Carried out for Akamai Technologies, the investigation discovered a gap is widening between IT and business operations in the sector that is leading to "grave operational and security risks for mobile and online services".
Entitled 'New Threats Demand Innovative Responses', the report looks at the ongoing impact of the financial crisis on the industry and the need for it to safeguard data to ensure it meets customers' needs and retains their trust.
"Having invested in the front-end of online and mobile banking … institutions need to review how they protect themselves and their customers from the ever-present threat of fraudulent activity," said Akamai Chief Strategist for Financial Services, Rich Bolstridge.
An article in the Wall Street Journal has highlighted the efforts that are being made by banks to combat cyber theft and enhance security.

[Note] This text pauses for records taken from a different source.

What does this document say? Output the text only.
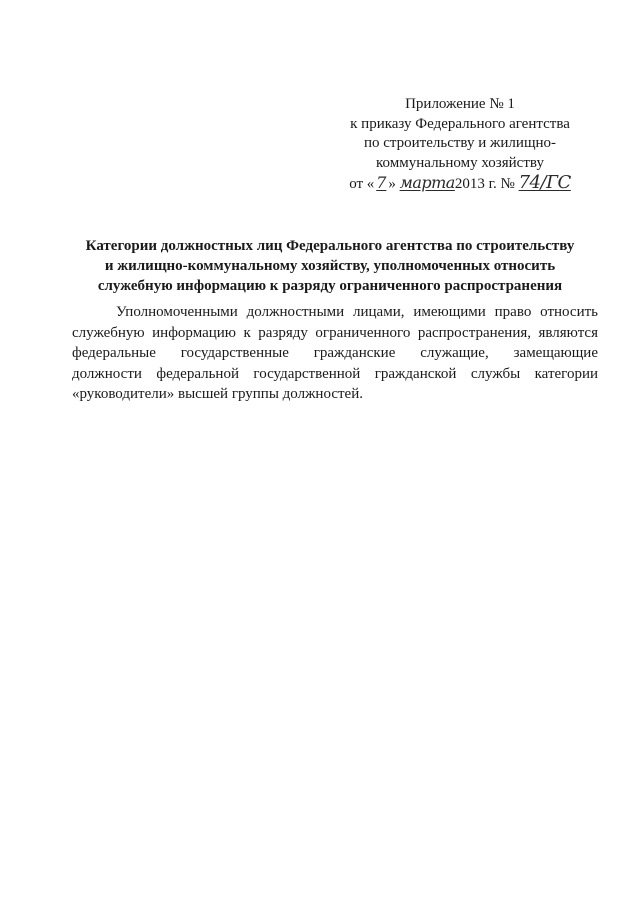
Приложение № 1
к приказу Федерального агентства
по строительству и жилищно-
коммунальному хозяйству
от « 7 » марта2013 г. № 74/ГС
Категории должностных лиц Федерального агентства по строительству
и жилищно-коммунальному хозяйству, уполномоченных относить
служебную информацию к разряду ограниченного распространения
Уполномоченными должностными лицами, имеющими право относить
служебную информацию к разряду ограниченного распространения, являются
федеральные государственные гражданские служащие, замещающие
должности федеральной государственной гражданской службы категории
«руководители» высшей группы должностей.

According to sources quoted by the newspaper, many banks are collaborating to tackle threats as they increase online and are choosing to share information in order to do so.

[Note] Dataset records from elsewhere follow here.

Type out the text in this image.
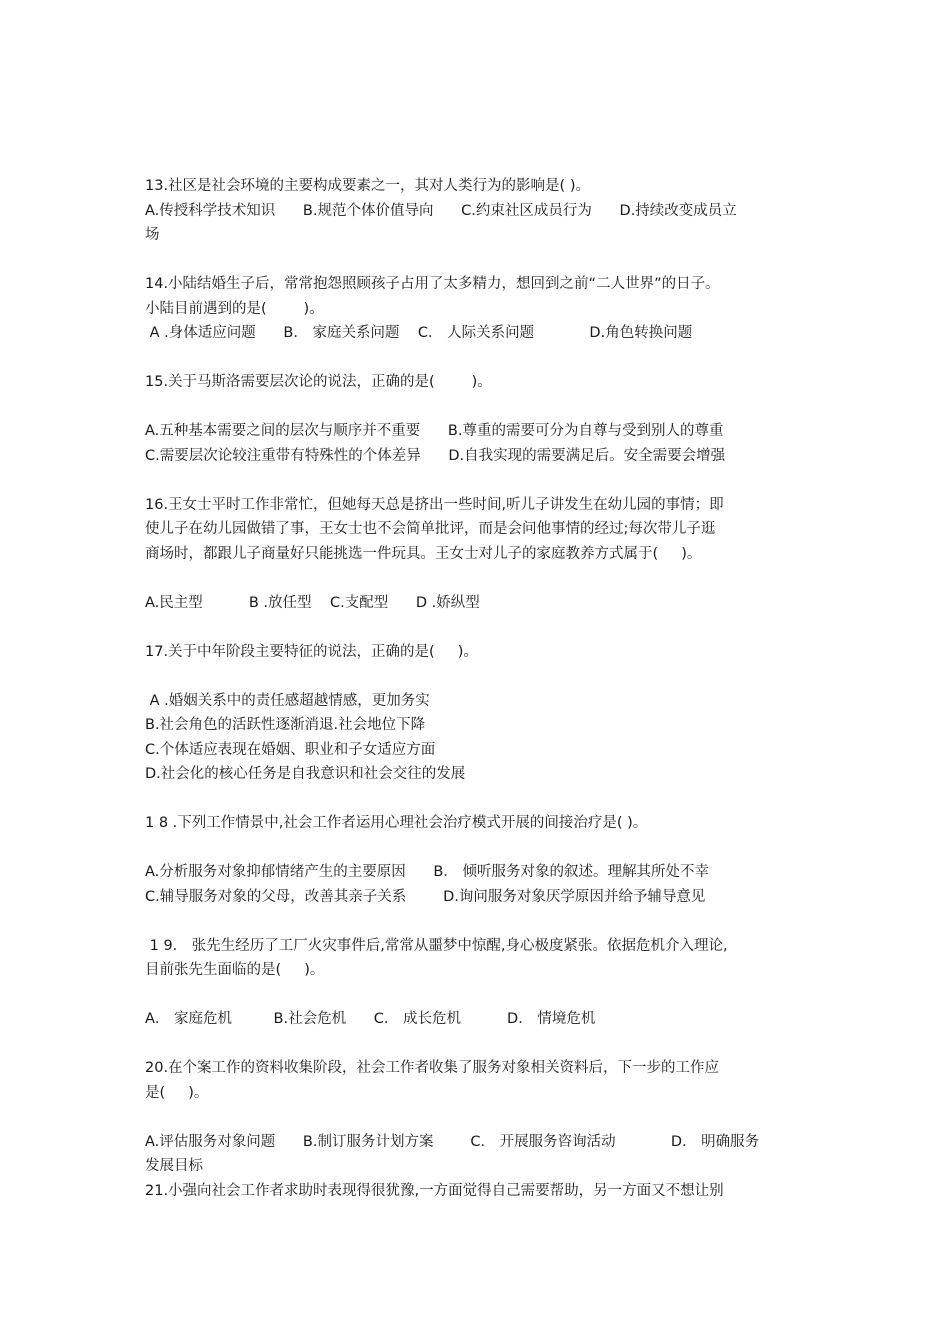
13.社区是社会环境的主要构成要素之一，其对人类行为的影响是( )。
A.传授科学技术知识      B.规范个体价值导向      C.约束社区成员行为      D.持续改变成员立
场
14.小陆结婚生子后，常常抱怨照顾孩子占用了太多精力，想回到之前“二人世界”的日子。
小陆目前遇到的是(        )。
A .身体适应问题      B． 家庭关系问题    C． 人际关系问题            D.角色转换问题
15.关于马斯洛需要层次论的说法，正确的是(        )。
A.五种基本需要之间的层次与顺序并不重要      B.尊重的需要可分为自尊与受到别人的尊重
C.需要层次论较注重带有特殊性的个体差异      D.自我实现的需要满足后。安全需要会增强
16.王女士平时工作非常忙，但她每天总是挤出一些时间,听儿子讲发生在幼儿园的事情；即
使儿子在幼儿园做错了事，王女士也不会简单批评，而是会问他事情的经过;每次带儿子逛
商场时，都跟儿子商量好只能挑选一件玩具。王女士对儿子的家庭教养方式属于(     )。
A.民主型          B .放任型    C.支配型      D .娇纵型
17.关于中年阶段主要特征的说法，正确的是(     )。
A .婚姻关系中的责任感超越情感，更加务实
B.社会角色的活跃性逐渐消退.社会地位下降
C.个体适应表现在婚姻、职业和子女适应方面
D.社会化的核心任务是自我意识和社会交往的发展
1 8 .下列工作情景中,社会工作者运用心理社会治疗模式开展的间接治疗是( )。
A.分析服务对象抑郁情绪产生的主要原因      B． 倾听服务对象的叙述。理解其所处不幸
C.辅导服务对象的父母，改善其亲子关系        D.询问服务对象厌学原因并给予辅导意见
1 9． 张先生经历了工厂火灾事件后,常常从噩梦中惊醒,身心极度紧张。依据危机介入理论,
目前张先生面临的是(     )。
A． 家庭危机         B.社会危机      C． 成长危机          D． 情境危机
20.在个案工作的资料收集阶段，社会工作者收集了服务对象相关资料后，下一步的工作应
是(     )。
A.评估服务对象问题      B.制订服务计划方案        C． 开展服务咨询活动            D． 明确服务
发展目标
21.小强向社会工作者求助时表现得很犹豫,一方面觉得自己需要帮助，另一方面又不想让别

Officials from leading Wall Street firms are due to meet with specialists from the Polytechnic Institute of New York University and discuss the potential creation of a new centre that will detect potential attacks on banking data, while Bank of America has been holding round table talks about possible solutions to such risks.
In related news, a hacker from Israel has launched a retaliation attack, releasing details relating to hundreds of credit card customers in Saudi Arabia.
The move comes after Saudi internet criminals published data linked to Israeli credit card holders and information posted on the web included phone numbers, names and email addresses.